For those following my travails, I’ll put a brief note in here that the lady formerly known as Miss Butterfly isn’t particularly so a few weeks later, but that’s okay in its own way – prepare for the fall, and believe in the shatterstorm potential. It’s odd how you can sometimes talk with someone more after an event has occurred than before or during. How’s that for cryptic, Jessie?

I spent a chunk of the past week at Global Health Conference (GHC) at UNSW in Sydney, which was both interesting and stimulating, while also being boring and uninspiring. Sadly, there was a lot of backslapping going on (self-administered) that seemed out of character, much of the workshop/skill material was not geared at someone with multiple years of medical knowledge and training, and there were quite a few agendas hanging out for the world to see, and being relatively blatantly misrepresented.
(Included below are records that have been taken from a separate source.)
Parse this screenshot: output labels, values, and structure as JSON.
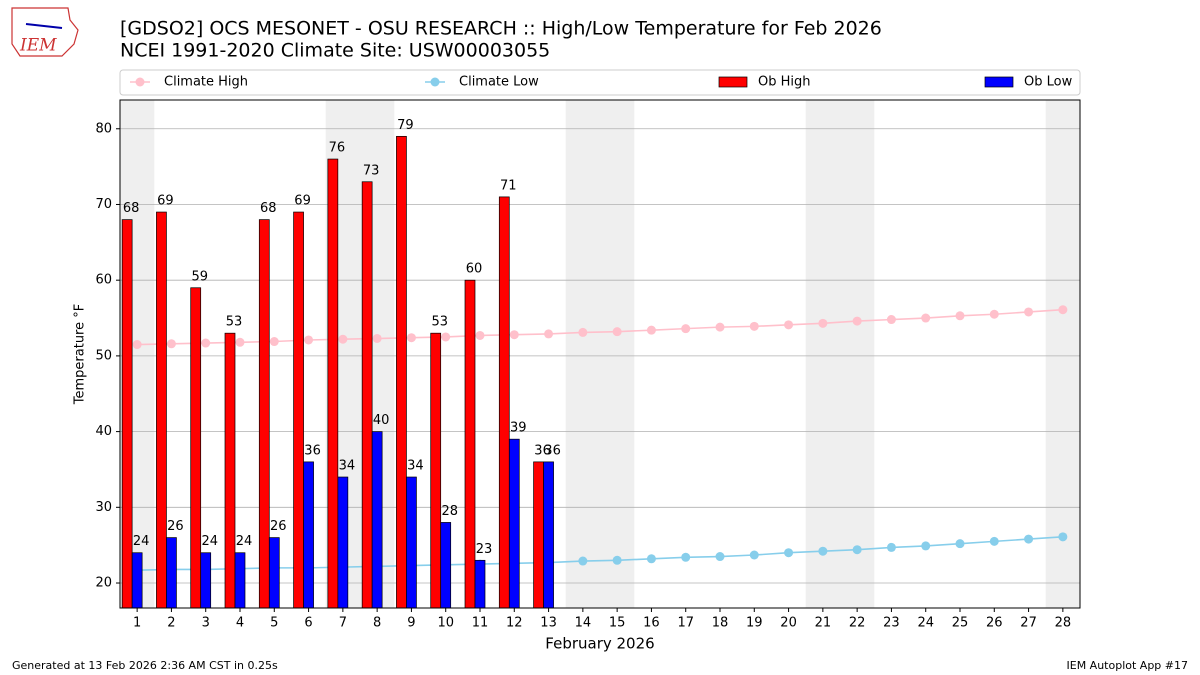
{
  "logo_text": "IEM",
  "footer_left": "Generated at 13 Feb 2026 2:36 AM CST in 0.25s",
  "footer_right": "IEM Autoplot App #17",
  "chart_data": {
    "type": "bar",
    "title": "[GDSO2] OCS MESONET - OSU RESEARCH :: High/Low Temperature for Feb 2026",
    "subtitle": "NCEI 1991-2020 Climate Site: USW00003055",
    "x_label": "February 2026",
    "y_label": "Temperature °F",
    "categories": [
      "1",
      "2",
      "3",
      "4",
      "5",
      "6",
      "7",
      "8",
      "9",
      "10",
      "11",
      "12",
      "13",
      "14",
      "15",
      "16",
      "17",
      "18",
      "19",
      "20",
      "21",
      "22",
      "23",
      "24",
      "25",
      "26",
      "27",
      "28"
    ],
    "weekend_days": [
      1,
      7,
      8,
      14,
      15,
      21,
      22,
      28
    ],
    "weekend_color": "#efefef",
    "ylim": [
      16.7,
      83.8
    ],
    "yticks": [
      20,
      30,
      40,
      50,
      60,
      70,
      80
    ],
    "grid": true,
    "series": [
      {
        "name": "Climate High",
        "type": "line",
        "color": "#ffc0cb",
        "values": [
          51.5,
          51.6,
          51.7,
          51.8,
          51.9,
          52.1,
          52.2,
          52.3,
          52.4,
          52.5,
          52.7,
          52.8,
          52.9,
          53.1,
          53.2,
          53.4,
          53.6,
          53.8,
          53.9,
          54.1,
          54.3,
          54.6,
          54.8,
          55.0,
          55.3,
          55.5,
          55.8,
          56.1
        ]
      },
      {
        "name": "Climate Low",
        "type": "line",
        "color": "#87ceeb",
        "values": [
          21.7,
          21.8,
          21.8,
          21.9,
          22.0,
          22.0,
          22.1,
          22.2,
          22.3,
          22.4,
          22.5,
          22.6,
          22.7,
          22.9,
          23.0,
          23.2,
          23.4,
          23.5,
          23.7,
          24.0,
          24.2,
          24.4,
          24.7,
          24.9,
          25.2,
          25.5,
          25.8,
          26.1
        ]
      },
      {
        "name": "Ob High",
        "type": "bar",
        "color": "#ff0000",
        "values": [
          68,
          69,
          59,
          53,
          68,
          69,
          76,
          73,
          79,
          53,
          60,
          71,
          36,
          null,
          null,
          null,
          null,
          null,
          null,
          null,
          null,
          null,
          null,
          null,
          null,
          null,
          null,
          null
        ]
      },
      {
        "name": "Ob Low",
        "type": "bar",
        "color": "#0000ff",
        "values": [
          24,
          26,
          24,
          24,
          26,
          36,
          34,
          40,
          34,
          28,
          23,
          39,
          36,
          null,
          null,
          null,
          null,
          null,
          null,
          null,
          null,
          null,
          null,
          null,
          null,
          null,
          null,
          null
        ]
      }
    ]
  }
}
Add in the fact that for the one social night I decided to attend I was trapped on a boat for four hours where I was feeling like curling up in a ball and hiding for a good two of them, and… well. I’ll give it an overall positive grade for a conference, but I probably enjoyed around 60% of the time.

The boat mentioned just then… I’ve never been on a harbour cruise before. That was fun. The fireworks on Darling Harbour were lovely until everyone rushed outside to watch them and took over my little hidey-space. There were a few people I adore on the boat that it was nice to chat with and spend time with. I met a very interesting young lady from Deakin who had the most insanely captivating accent (Denmark, moved to Australia ten years ago, a subtle blending) who had a former life in HR before med and was a stimulating conversationalist. So, I’d have to say that I did have fun… but let me share a message thread (via SMS) between myself and another GHC attendee who skipped out on the evening:

Me: I always forget how much being introverted sucks when trapped with crowds of people!
Them: And that’s why you should adopt my strategy of just avoiding places that would put you in said situations
Me: Well, the speech is entertaining enough, and there were fireworks. Still, I need to get away and am stuck for hours to come. Ah, life.
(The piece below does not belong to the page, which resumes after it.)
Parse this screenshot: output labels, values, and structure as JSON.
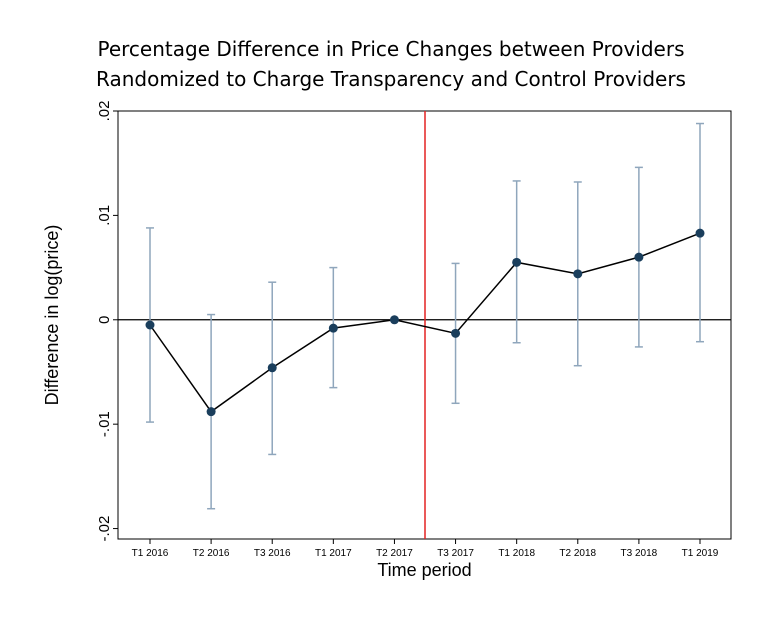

I’ve been called a social butterfly. I’ve been told I ‘act like I need people’. I’ve been told I ‘must be an extravert because you get on with people so well’. Maybe it comes across that way, but well, as the ‘extraverted introvert’, I can safely say that the past two days of no people have been entirely and absolutely crucial to my wellbeing.

Time off from people? I love you but please. Go away.

Otherwise, I started moving up to Bowral today, have my house key, have my room picked out, left a chunk of clothing and bedding there (to be fixed on Friday after the carpet cleaner comes tomorrow), had a delicious pie and coffee, and tried to visit my sister and niece only to find the roads were still cut off due to excessively speedy winds and fallen trees and suchlike. Tomorrow, I’m thinking of making a roast dinner and maybe reading some Stephen Donaldson. Perhaps.

Need to work on some fiction too, but that’s another story – pun fully intended.